Temcidin buraya kadarki melodisini, İstanbul’daki Cerrahi Asitanesi son resmî şeyhi Fahreddin Şevki Efendi’den (1886-1966) öğreniyoruz. Bu aşamadan sonra mevcut makamda veya ona uygun makamlarda ilahilerle Temcid devam eder. Ramazan başladıktan sonra Ramazan konulu ilahiler okunur. İlk on beş gün merhaba, sonrasında ise elveda nakaratlı ilahilerle Temcid devam eder. Minarenin dibinde bekleyen musikiye aşina semt ahalisi ilahilerin nakaratlarına eşlik eder. Hafız Zekâyî Dede, sözleri Bilal-i Habeşi’ye ait olan Acem makamındaki şuğulü besteledikten sonra bu eserin temcid arasında okunması âdet olmuştu.
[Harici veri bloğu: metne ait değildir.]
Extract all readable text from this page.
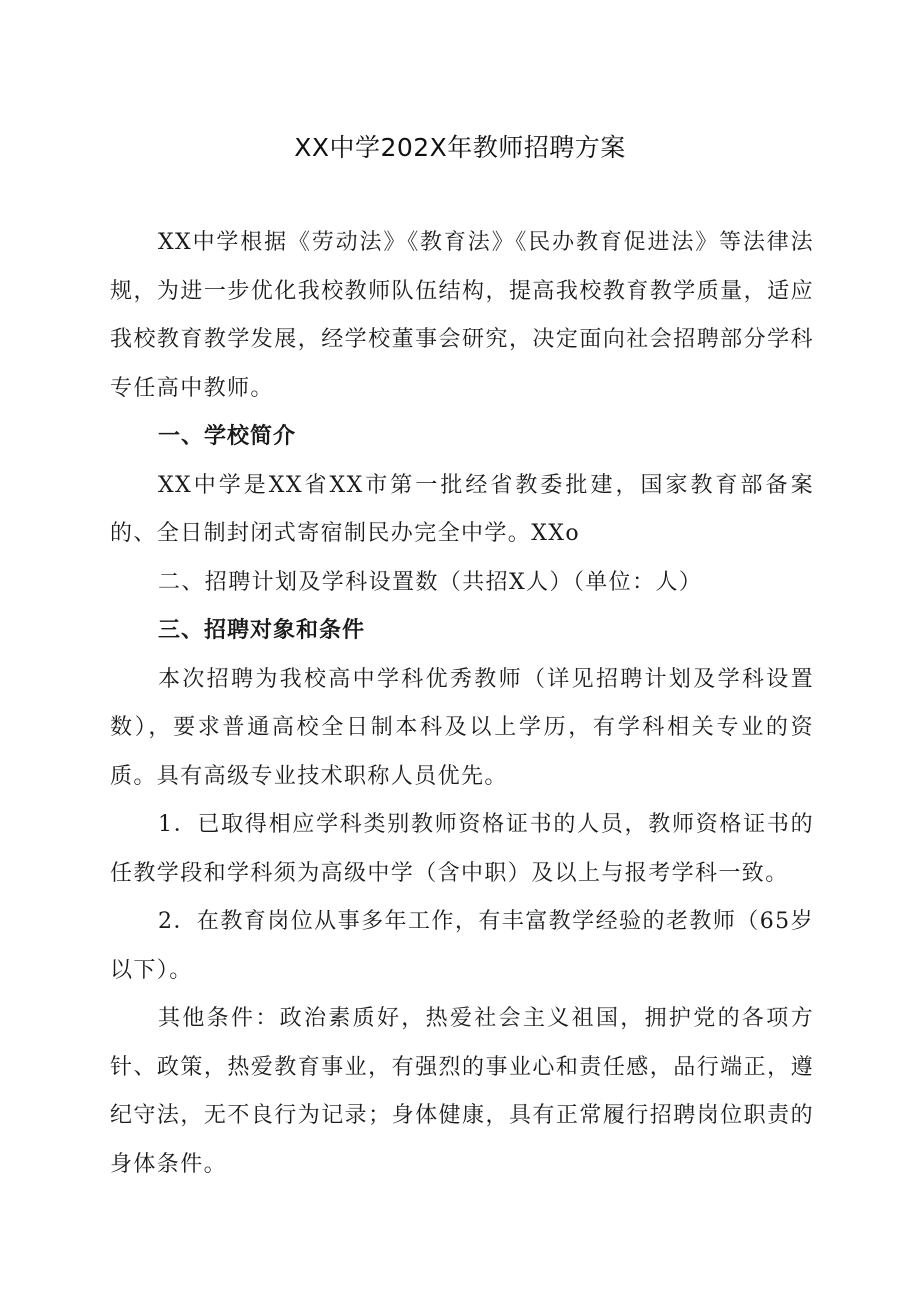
XX中学202X年教师招聘方案

XX中学根据《劳动法》《教育法》《民办教育促进法》等法律法规，为进一步优化我校教师队伍结构，提高我校教育教学质量，适应我校教育教学发展，经学校董事会研究，决定面向社会招聘部分学科专任高中教师。

一、学校简介

XX中学是XX省XX市第一批经省教委批建，国家教育部备案的、全日制封闭式寄宿制民办完全中学。XXo

二、招聘计划及学科设置数（共招X人）（单位：人）

三、招聘对象和条件

本次招聘为我校高中学科优秀教师（详见招聘计划及学科设置数），要求普通高校全日制本科及以上学历，有学科相关专业的资质。具有高级专业技术职称人员优先。

1．已取得相应学科类别教师资格证书的人员，教师资格证书的任教学段和学科须为高级中学（含中职）及以上与报考学科一致。

2．在教育岗位从事多年工作，有丰富教学经验的老教师（65岁以下）。

其他条件：政治素质好，热爱社会主义祖国，拥护党的各项方针、政策，热爱教育事业，有强烈的事业心和责任感，品行端正，遵纪守法，无不良行为记录；身体健康，具有正常履行招聘岗位职责的身体条件。
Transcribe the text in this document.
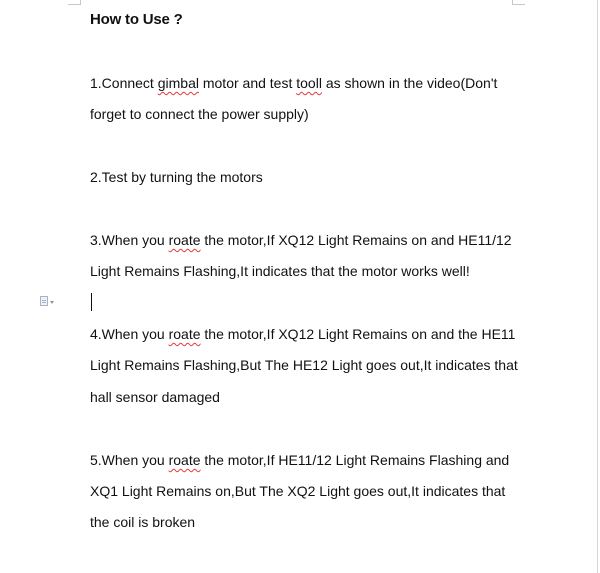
How to Use ?
1.Connect gimbal motor and test tooll as shown in the video(Don't
forget to connect the power supply)
2.Test by turning the motors
3.When you roate the motor,If XQ12 Light Remains on and HE11/12
Light Remains Flashing,It indicates that the motor works well!
4.When you roate the motor,If XQ12 Light Remains on and the HE11
Light Remains Flashing,But The HE12 Light goes out,It indicates that
hall sensor damaged
5.When you roate the motor,If HE11/12 Light Remains Flashing and
XQ1 Light Remains on,But The XQ2 Light goes out,It indicates that
the coil is broken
“Teyakkazû teyakkazû yâ niyâmu”
(Uyanın uyanın ey gafiller)
İlahiler bu şekilde okunup bittikten sonra bir kişi genelde Haşr suresinin son iki ayetini (Hüvallahüllezî lâilâhe illâ Hû…) veya Allah’ın azametini ifade eden başka ayetlerden birkaçını okur. Bunu, yine bir kişi tarafından okunan kısa bir münacat veya naat takip eder.
Ardından bir kişi tarafından “el fatiha” denilir. Herkes münferiden Fatiha suresini sessizce okur. Bir kişi yüksek sesle “Sübhâne rabbike rabbi’l-izzeti ammâ yasifûn ve selâmun alel mürselîn velhamdülillahi rabbil âlemîn” ayetini okuduktan sonra temcid sona erer.
Gönüllülük esasına dayanan ve semt halkının katılımıyla gerçekleşen “manevi konser” diyebileceğimiz bu töreni seyredenler imanın neşeye nasıl dönüştüğünü seyretme imkânını bulurlar. Genel olarak yukarıda icra şekli tarif edilen temcid okuma geleneğinin yanı sıra, bu anlayışa uygun bazı temcitler de bestelenmiştir.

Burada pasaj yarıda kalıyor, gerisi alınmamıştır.